Contrary to the defense brief, the statute sensibly read is not "grevious[ly] ambigu[ous]." Muscarello v. United States, 524 U.S. 125, 139, 118 S.Ct. 1911, 141 L.Ed.2d 111 (1998) (citations omitted). There are not "two rational readings," McNally v. United States, 483 U.S. 350, 359, 107 S.Ct. 2875, 97 L.Ed.2d 292 (1987) (superseded on other grounds), and the "plain meaning" of the statute, when the purpose of the "or to another person" language is perceived, does not assist the defense at all, United States v. Gordon, 875 F.3d 26, 33 (1st Cir. 2017) ; 42 U.S.C. § 408(a)(7)(B).

In short, the statutory language on which the defense dwells forbids a lie Acosta did not tell; it does not excuse the lie he told that was clearly proscribed.

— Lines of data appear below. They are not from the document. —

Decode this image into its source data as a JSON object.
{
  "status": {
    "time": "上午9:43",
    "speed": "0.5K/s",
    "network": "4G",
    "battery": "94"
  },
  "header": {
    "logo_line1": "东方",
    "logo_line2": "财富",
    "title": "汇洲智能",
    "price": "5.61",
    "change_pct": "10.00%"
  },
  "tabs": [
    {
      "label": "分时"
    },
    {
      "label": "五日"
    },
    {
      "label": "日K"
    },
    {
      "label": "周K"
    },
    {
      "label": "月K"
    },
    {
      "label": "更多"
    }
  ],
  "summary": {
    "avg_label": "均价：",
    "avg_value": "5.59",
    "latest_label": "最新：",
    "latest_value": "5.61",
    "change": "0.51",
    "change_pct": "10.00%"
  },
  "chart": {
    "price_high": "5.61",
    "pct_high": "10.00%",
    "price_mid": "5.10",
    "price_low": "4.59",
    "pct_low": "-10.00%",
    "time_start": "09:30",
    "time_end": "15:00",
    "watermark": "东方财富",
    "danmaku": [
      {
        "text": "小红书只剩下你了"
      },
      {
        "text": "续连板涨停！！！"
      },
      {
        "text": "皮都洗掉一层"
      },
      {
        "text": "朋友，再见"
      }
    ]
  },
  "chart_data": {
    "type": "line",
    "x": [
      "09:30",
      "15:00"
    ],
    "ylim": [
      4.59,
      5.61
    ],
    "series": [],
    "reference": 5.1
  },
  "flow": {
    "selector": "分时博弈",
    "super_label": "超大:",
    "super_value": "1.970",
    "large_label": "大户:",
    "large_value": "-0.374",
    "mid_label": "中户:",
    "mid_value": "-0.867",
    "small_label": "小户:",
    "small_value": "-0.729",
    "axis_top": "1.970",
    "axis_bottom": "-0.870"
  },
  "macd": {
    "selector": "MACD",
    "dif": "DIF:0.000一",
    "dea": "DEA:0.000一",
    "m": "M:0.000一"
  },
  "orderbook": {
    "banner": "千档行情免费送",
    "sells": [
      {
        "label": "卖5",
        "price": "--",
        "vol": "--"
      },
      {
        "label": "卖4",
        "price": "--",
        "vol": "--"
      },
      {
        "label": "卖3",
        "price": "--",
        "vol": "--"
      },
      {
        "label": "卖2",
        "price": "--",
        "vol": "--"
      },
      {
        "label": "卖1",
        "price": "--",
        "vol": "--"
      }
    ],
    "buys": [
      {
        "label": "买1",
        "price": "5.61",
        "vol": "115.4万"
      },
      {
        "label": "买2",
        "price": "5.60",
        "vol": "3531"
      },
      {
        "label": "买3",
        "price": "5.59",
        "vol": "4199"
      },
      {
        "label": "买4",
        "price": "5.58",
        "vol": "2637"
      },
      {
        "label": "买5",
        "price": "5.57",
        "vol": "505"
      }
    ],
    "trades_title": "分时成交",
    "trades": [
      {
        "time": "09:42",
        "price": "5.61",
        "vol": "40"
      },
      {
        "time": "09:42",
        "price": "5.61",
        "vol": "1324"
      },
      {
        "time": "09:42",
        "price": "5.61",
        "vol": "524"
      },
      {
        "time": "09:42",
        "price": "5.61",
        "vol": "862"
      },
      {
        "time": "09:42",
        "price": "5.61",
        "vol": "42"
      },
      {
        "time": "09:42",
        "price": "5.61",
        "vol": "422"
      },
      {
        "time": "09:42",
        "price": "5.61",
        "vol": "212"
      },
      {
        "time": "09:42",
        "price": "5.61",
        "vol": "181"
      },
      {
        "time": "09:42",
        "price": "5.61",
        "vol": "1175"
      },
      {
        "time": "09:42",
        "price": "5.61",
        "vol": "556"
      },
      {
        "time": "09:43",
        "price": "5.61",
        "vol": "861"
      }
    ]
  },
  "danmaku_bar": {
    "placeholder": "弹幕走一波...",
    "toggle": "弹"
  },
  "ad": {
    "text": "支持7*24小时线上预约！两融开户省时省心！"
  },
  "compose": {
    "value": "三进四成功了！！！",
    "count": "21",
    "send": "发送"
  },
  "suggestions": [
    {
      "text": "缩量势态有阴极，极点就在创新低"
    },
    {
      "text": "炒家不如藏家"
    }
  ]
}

Happily, neither the jury nor the district judge was confused by the over-condensed statutory language, nor are we.

Affirmed . 
      
      Count One charged Acosta with Theft of Government Funds (SNAP benefits), in violation of 18 U.S.C. § 641 ; Count Two with Theft of Government Funds (MaineCare benefits), in violation of 18 U.S.C. § 641 ; Count Three with Social Security Fraud, in violation of 42 U.S.C. § 408(a)(7)(B) ; and Count Four with Identity Theft, in violation of 18 U.S.C. § 1028(a)(7).
     
      
      The Payment Notice Order form (Form MJBVB-3) is a notice issued by the Violations Bureau of the Maine Judicial Branch regarding traffic infractions. The form, issued to Acosta following a traffic violation, was admitted as evidence at trial and states that Acosta was required to pay a fine of $50 to the Violations Bureau within thirty days. In signing the form, Acosta confirmed that he read the order, understood its contents and acknowledged its receipt. Most importantly, Acosta-having apparently presented Valle's identification when stopped for the traffic infraction-signed the form as Valle and listed the social security number issued to Valle.